Manoj Dias had a career in the advertising industry. He worked 70 hours a week. He drank four cups a day. And then Manoj Dias had a panic attack.
His doctor prescribed anxiety medication, but that didn’t sit right with him. So a friend recommended a yoga class with a Buddhist monk. Though Dias grew up in a Buddhist household in Sri Lanka, he’d lost touch with the traditions when his family immigrated to Australia. Despite his distance from meditation practice, he struck up an immediate connection with his new teacher. “I practised with him every day for five years and he’s still my guru today,” says Dias.
Manoj Dias had begun his new career.
Since that first yoga course, Dias has been teaching yoga and meditation in studios and workshops around Australia before returning to Melbourne with the goal of opening his own studio.
That goal is now reality – A-Space Studio in Collingwood – which Dias opened together with a former student, Josh Lynch. You enter off a cobblestoned lane and walk through the narrow corridor to a small room with one long table, dangling ferns and tea. Beyond a thick curtain there’s a smaller room with 15 or so meditation seats, which are “like sitting on a cloud”, says Lynch. And that’s about it. It’s intimate and quiet.
Dias and Lynch first met just over a year ago, in a yoga class run by Dias (the “Yoda of yoga” Lynch calls him). “We just hit it off,” says Dias. “We had coffee that went for like five hours, and we started talking about names for studios. After we left, Josh messaged me saying, ‘Hey bro what about ‘a space’, like “a hyphen space”?’ And it just kind of stuck.”
According to Dias, A-Space is Australia’s first multi-disciplinary meditation studio. It offers only a few classes a day. A variety of meditation practices from different traditions are taught, each chosen for its accessibility and the different need it addresses.
From pranayama meditation for increasing and managing energy levels, to mindfulness meditation for a clear mind, Dias says each class is presented free from religious dogma. “We’re demystifying meditation,” he says. “It’s not all incense and ‘omming’.”

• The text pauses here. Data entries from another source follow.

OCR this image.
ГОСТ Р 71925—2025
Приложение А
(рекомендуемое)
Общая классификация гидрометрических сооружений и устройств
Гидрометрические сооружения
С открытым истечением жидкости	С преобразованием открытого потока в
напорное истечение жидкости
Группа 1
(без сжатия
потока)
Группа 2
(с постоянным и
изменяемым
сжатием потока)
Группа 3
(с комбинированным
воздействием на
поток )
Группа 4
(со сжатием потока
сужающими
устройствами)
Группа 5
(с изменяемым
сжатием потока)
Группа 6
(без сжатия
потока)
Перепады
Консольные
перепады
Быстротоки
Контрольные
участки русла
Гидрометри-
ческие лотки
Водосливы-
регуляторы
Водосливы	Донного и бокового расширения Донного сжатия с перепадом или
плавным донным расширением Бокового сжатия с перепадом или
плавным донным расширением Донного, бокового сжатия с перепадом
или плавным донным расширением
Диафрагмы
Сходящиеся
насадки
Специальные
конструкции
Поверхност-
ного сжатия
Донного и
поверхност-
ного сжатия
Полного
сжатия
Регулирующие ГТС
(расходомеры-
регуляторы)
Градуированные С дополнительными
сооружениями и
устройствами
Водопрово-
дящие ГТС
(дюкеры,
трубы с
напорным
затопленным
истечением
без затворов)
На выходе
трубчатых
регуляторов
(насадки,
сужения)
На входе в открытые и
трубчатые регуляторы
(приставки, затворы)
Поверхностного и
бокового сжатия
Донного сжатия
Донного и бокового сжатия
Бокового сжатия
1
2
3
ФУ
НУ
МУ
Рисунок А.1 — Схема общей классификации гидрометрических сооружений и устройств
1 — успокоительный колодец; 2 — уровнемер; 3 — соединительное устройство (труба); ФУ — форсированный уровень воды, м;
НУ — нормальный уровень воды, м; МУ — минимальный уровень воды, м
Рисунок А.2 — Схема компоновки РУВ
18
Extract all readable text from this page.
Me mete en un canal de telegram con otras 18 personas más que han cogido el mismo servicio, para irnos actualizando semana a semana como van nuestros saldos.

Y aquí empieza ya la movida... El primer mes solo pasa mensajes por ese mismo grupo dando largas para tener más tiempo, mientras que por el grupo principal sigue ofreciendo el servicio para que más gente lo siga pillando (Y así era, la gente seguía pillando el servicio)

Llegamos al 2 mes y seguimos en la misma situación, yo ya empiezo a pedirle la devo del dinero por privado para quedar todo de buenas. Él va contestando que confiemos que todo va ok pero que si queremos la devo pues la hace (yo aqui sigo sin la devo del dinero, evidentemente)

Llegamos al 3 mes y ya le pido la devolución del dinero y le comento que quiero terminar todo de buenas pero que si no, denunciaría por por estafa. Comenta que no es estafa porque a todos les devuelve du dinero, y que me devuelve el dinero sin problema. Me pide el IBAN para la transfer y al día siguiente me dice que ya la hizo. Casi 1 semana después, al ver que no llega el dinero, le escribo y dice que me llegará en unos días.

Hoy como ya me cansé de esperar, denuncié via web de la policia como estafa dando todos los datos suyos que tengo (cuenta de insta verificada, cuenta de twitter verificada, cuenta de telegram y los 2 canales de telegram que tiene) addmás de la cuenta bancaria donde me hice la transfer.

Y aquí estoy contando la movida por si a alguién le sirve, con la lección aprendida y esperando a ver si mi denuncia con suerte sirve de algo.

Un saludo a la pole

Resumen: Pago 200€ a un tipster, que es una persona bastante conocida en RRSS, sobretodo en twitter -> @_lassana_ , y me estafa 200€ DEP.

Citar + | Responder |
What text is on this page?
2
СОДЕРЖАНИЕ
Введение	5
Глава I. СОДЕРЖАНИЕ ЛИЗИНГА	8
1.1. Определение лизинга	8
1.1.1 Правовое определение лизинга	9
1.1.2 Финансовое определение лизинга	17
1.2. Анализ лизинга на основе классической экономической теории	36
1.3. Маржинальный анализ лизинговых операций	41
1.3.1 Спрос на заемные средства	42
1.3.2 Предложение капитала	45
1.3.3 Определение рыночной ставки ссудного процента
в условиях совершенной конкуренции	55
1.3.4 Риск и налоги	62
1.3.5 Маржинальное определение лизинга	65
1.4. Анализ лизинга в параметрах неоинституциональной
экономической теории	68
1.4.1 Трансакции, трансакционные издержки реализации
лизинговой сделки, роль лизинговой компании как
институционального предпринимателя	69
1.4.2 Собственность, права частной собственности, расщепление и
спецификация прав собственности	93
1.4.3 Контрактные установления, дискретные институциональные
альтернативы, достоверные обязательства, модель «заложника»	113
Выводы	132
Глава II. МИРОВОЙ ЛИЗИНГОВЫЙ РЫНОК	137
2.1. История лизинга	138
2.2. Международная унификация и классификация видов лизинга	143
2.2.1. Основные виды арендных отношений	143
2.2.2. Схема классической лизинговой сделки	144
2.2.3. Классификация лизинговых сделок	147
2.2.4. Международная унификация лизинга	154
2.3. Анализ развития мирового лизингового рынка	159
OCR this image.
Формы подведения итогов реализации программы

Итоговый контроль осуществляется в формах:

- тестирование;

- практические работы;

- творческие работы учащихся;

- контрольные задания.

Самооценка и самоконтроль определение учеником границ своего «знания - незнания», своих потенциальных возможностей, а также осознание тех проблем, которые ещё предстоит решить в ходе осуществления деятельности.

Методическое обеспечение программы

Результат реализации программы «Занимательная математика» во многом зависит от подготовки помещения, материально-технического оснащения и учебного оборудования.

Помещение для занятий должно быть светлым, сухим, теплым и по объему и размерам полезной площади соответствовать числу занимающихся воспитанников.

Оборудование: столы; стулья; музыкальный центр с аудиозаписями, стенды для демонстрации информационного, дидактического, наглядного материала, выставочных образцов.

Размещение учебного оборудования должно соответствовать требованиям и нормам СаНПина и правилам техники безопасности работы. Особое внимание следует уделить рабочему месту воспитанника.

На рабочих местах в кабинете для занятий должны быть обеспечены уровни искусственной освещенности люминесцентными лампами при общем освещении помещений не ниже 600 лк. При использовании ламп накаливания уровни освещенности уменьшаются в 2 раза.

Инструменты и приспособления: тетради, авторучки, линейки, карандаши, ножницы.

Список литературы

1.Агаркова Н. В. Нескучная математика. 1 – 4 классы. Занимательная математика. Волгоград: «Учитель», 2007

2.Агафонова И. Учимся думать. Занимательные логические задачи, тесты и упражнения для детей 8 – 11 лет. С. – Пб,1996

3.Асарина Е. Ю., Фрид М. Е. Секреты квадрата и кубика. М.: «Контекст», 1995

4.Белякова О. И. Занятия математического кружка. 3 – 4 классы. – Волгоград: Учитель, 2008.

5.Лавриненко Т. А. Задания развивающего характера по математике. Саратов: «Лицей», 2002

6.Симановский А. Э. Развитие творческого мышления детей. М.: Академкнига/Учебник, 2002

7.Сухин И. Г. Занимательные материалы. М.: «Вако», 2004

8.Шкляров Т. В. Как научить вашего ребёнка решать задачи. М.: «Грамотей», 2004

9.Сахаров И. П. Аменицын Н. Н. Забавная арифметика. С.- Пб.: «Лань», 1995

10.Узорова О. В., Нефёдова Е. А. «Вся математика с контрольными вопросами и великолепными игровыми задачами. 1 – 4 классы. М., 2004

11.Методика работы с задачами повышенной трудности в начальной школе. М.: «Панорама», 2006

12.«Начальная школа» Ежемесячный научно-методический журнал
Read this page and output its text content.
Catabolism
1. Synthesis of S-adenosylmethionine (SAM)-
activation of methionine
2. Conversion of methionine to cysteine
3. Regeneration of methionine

Dias and Lynch created A-Space with two intentions in mind: help people connect with their own thoughts, and therefore connect with others. It’s a space to slow down, be introspective and “genuinely feel connected to the person next to you”, says Dias.
While Dias and Lynch describe meditation as an insular process, they believe practising with others can help them to better understand themselves. “Looking at the [meditation] apps, there’s no way I can connect to this device,” says Lynch. “But someone can come here and hear someone else across the room, that they’ve never met before, bring up an issue that they’re having, and realise they’re not alone.”
For Dias, switching from marketing to meditation has clearly been a canny career move: “Meditation has given me a moment to genuinely feel something – that what I’m doing right now is really meaningful,” he says.